Страх и бедствия укрепляют потребность отождествления с сильным руководителем. Они собирают людей в стадо уклоняющихся от желания быть отдельными клетками; они предпочитают быть частью огромной мистической общественной организации, которая защитит от угроз и бедствий, быть в союзе с лидером. Эта инстинктивная реакция поиска защиты также направлена против инакомыслия и индивидуализма, против отдельного эго. Мы видим в этом регресс к более примитивному состоянию принадлежности к массе. Истинно то, что процесс уменьшения эго, это отрицательная сторона реакции возвращения к массе. Кроме того, это стимулирует признаться в большей необходимости в сотрудничестве и взаимопомощи.
В течение последней войны и вообще из опыта чрезвычайных ситуаций, множество людей впервые узнали об эмоциональных связях, которые образовались между ними и их соседями. В то же самое время, беспокойство может пробудить подозрение и потребность в поиске козлов отпущения. Это парадокс страха, умножающий в одно и то же время, теплые чувства нарастающих связей и холод подозрения.
Хотя во всем мире есть осознанная тенденция к преодолению страха и чувства опасности, также существует менее осознанное провоцирование противоположного потока новых страхов, беспокойств и опасностей. Знает ли он о нем или нет, современный человек живет в атмосфере страха, страха перед войной, страха перед водородной бомбой, страха перед тоталитаризмом, страха перед несогласием, страха перед инакомыслием. К тому времени, когда мы узнаем о страхе, он уже начинает влиять на наше поведение. Как только страх проникает в сознание и возбужденную фантазию, он начинает управлять нашими действиями, хотим ли мы этого или нет. Мы не можем устранить тысячи воздействий и вызывающих испуг ситуаций современного мира, но мы можем научиться признавать их и понимать большинство стандартных форм реакции страха. Таким образом мы можем найти частичный выход из создаваемых ими напряженных отношений и научиться справляться с ними эффективнее.
Я очень хорошо помню один солнечный день во время Второй мировой войны, когда я еще был в Голландии. Я играл в теннис с несколькими друзьями. Мы все получали удовольствие от спорта, но наше удовольствие было немного омрачено игроками на соседнем корте. Они говорили на языке ненавистных оккупантов и хотя они были одеты в такую же как и у нас белую спортивную форму, они явно были нацистскими офицерами, которые временно забыли о своих заблуждениях относительно завоевания мира и пытались расслабиться как нормальные люди. Внезапно все мы услышали гул самолетов и звук зенитной батареи неподалеку от нас.

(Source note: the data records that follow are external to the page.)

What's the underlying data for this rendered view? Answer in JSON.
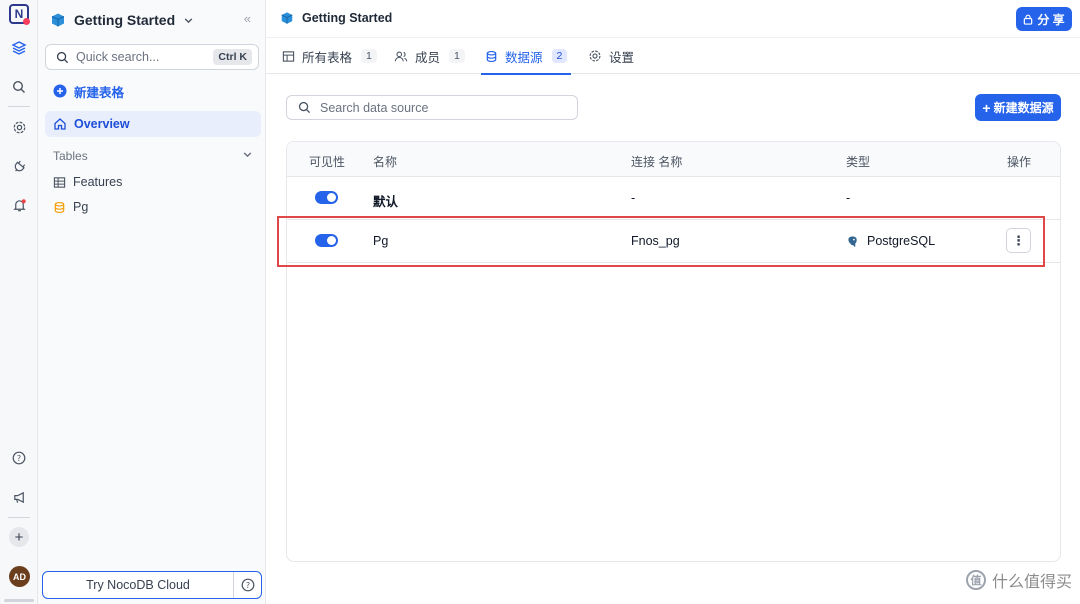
{
  "rail": {
    "icons": [
      "nocodb-logo-icon",
      "base-icon",
      "search-icon",
      "gear-icon",
      "plug-icon",
      "bell-icon",
      "help-icon",
      "megaphone-icon",
      "plus-icon"
    ],
    "avatar": "AD"
  },
  "sidebar": {
    "workspace_title": "Getting Started",
    "quick_search_placeholder": "Quick search...",
    "quick_search_shortcut": "Ctrl K",
    "new_table_label": "新建表格",
    "overview_label": "Overview",
    "tables_heading": "Tables",
    "tables": [
      "Features",
      "Pg"
    ],
    "cloud_button": "Try NocoDB Cloud"
  },
  "topbar": {
    "title": "Getting Started",
    "share_label": "分 享"
  },
  "tabs": [
    {
      "label": "所有表格",
      "count": "1"
    },
    {
      "label": "成员",
      "count": "1"
    },
    {
      "label": "数据源",
      "count": "2"
    },
    {
      "label": "设置",
      "count": ""
    }
  ],
  "datasource": {
    "search_placeholder": "Search data source",
    "new_button": "新建数据源",
    "columns": [
      "可见性",
      "名称",
      "连接 名称",
      "类型",
      "操作"
    ],
    "rows": [
      {
        "name": "默认",
        "connection": "-",
        "type": "-"
      },
      {
        "name": "Pg",
        "connection": "Fnos_pg",
        "type": "PostgreSQL"
      }
    ]
  },
  "watermark": "什么值得买",
  "colors": {
    "accent": "#2563eb",
    "highlight": "#e04848"
  }
}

Затем, к нам стала приближаться группа низколетящих Спитфайров - наших английских друзей. Мои друзья и я прекратили играть, замахали своими ракетками в знак приветствия и наблюдали за маневрами самолетов. Наши соседи отреагировали совсем по-другому. Они запаниковали; один из них отбросил свою ракетку и убежал, другие упали лицом вниз, в канаву идущую по периметру корта. Объективно, мы все столкнулись с одной и той же опасностью обстрела английскими самолетами, но для немцев они были самолетами врага, тогда как для нас они были друзьями.

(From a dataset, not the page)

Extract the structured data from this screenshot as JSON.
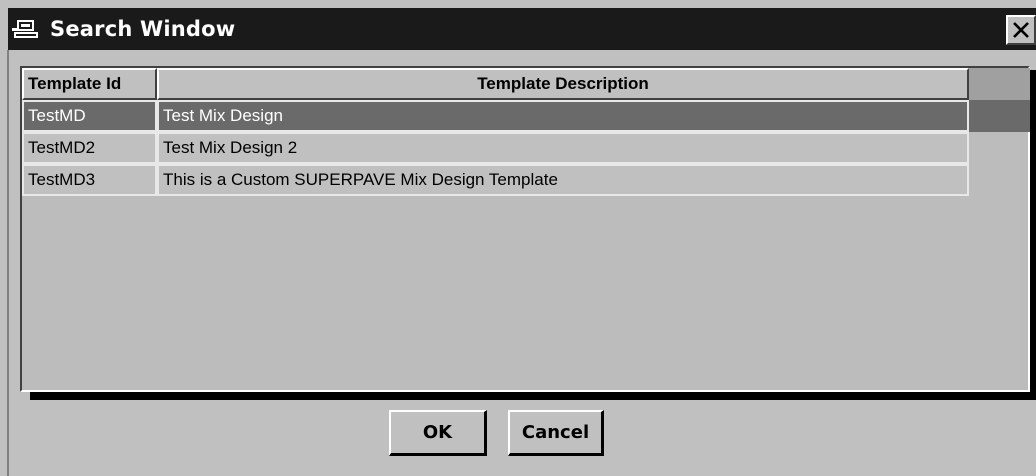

Я уверен, что мне нет необходимости добавлять, что после этого случая гражданам, говорящим на голландском языке запретили играть в теннис на этом корте. Когда спустя год, мне представился шанс попасть в Лондон, я обнаружил что каждый раз, когда ночью прилетали немецкие самолеты, у меня было то же самое тревожное чувство, как и у немецких офицеров на теннисном корте. Казалось, будто каждая пуля и каждая бомба предназначались именно мне. Роль фантазии в страхе оказалась настолько огромной, что вражеская бомбардировка имела для нас иное значение, чем дружественная.

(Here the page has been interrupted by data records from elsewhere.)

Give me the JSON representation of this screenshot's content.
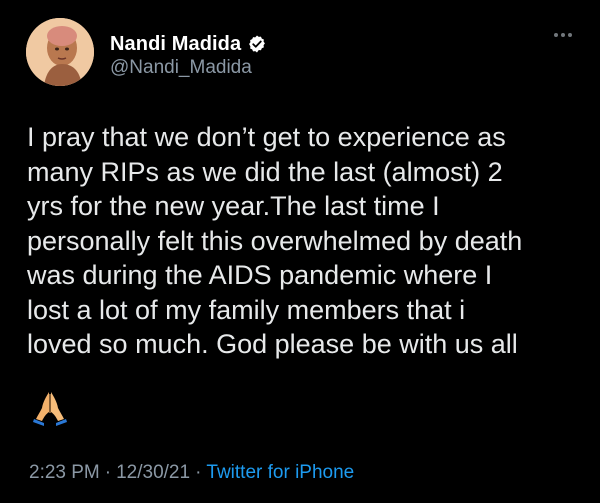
{
  "tweet": {
    "author": {
      "display_name": "Nandi Madida",
      "handle": "@Nandi_Madida",
      "verified": true
    },
    "text": "I pray that we don’t get to experience as\nmany RIPs as we did the last (almost) 2\nyrs for the new year.The last time I\npersonally felt this overwhelmed by death\nwas during the AIDS pandemic where I\nlost a lot of my family members that i\nloved so much. God please be with us all",
    "emoji_icon": "folded-hands-icon",
    "time": "2:23 PM",
    "date": "12/30/21",
    "source": "Twitter for iPhone",
    "separator": "·"
  },
  "colors": {
    "background": "#000000",
    "text": "#e7e9ea",
    "secondary": "#8b98a5",
    "link": "#1d9bf0",
    "verified": "#ffffff"
  }
}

Страх можно очень просто определить, как внутреннюю реакцию на опасность. Это определение обманчиво в своей простоте, поскольку, как только мы его произносим, мы сталкиваемся с новой проблемой: Что мы называем опасностью? В бомбардировках, пожарах, землетрясениях и эпидемиях можно с легкостью распознать опасность. Так же как и в физической пытке, в прямой тоталитарной атаке и во внезапном экономическом крахе. Но есть множество тонких эмоциональных опасностей, также пробуждающих страшные фантазии и предчувствия, объединенные, часто, с внутренними представлениями о катастрофе и несчастьях. Как показывают наши примеры, разные люди сталкиваются с этими опасностями по-разному. Наше личное отношение к жизни и человечеству определяет, считаем ли мы ситуацию обычной решаемой проблемой или неукротимой опасностью.